03 October 2013
Scottish government in wind farm legal 'setback'
Alex Salmond's flagship wind farm construction programme has been put into doubt because of a legal dispute.
Anti-wind campaigners have been told of a ruling that means nearly all turbines will need an electricity-generating licence from the Ofgem regulator if planning consent is to be granted, but in some cases this has not been sought, according to Scotland Against Spin.
The Scottish National Party (SNP), which is led by first minister Alex Salmond, has made eco-friendly energy one of its key manifesto points and promised voters to embark on a massive wind farm construction campaign.
However, some rural groups have protested that this will ruin their local landscapes and complain that turbines are an eyesore that blight previously idyllic areas of the Celtic nation.
Graham Lang, chairman of Scotland Against Spin, said: "Scotland is being besieged by speculative wind farm applications which are time-consuming and expensive for local planning departments, and increasingly unpopular with the communities they threaten."
Mr Lang's highlighting of the legal obligation to get consent from Ofgem could mean a number of planned developments are cancelled, but it is unclear how strict the watchdog will be since it also supports the development of renewable energy sources as part of the diversification of the UK's energy market.
Scottish Borders Council is one of the main opponents of proposed wind farms and it will likely use the Court of Session ruling to give further ammunition to its opposition of a RWE Npower site that has been backed by the SNP.

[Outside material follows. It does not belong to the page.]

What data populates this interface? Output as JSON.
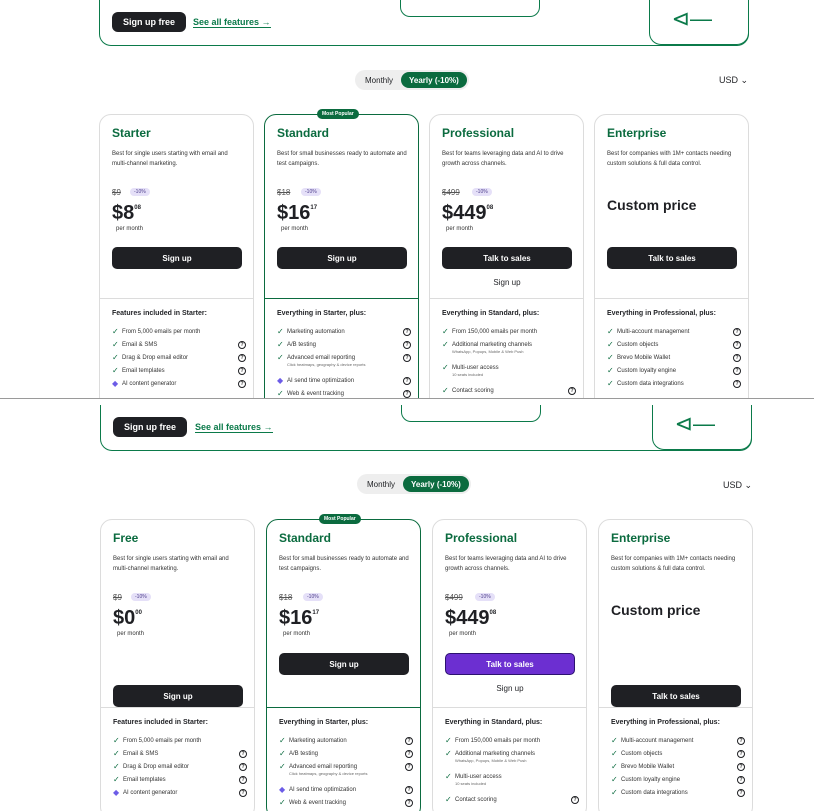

However, the Scottish government is appealing the verdict, which is being referred to in the press as the Lady Clarke ruling and government ministers believe planned developments should be allowed to go ahead without Ofgem's backing.
If the SNP wins in the upcoming 2014 referendum, it is likely permission for more wind farms will be granted, as restrictions and licences will be relaxed to encourage further construction in the sector.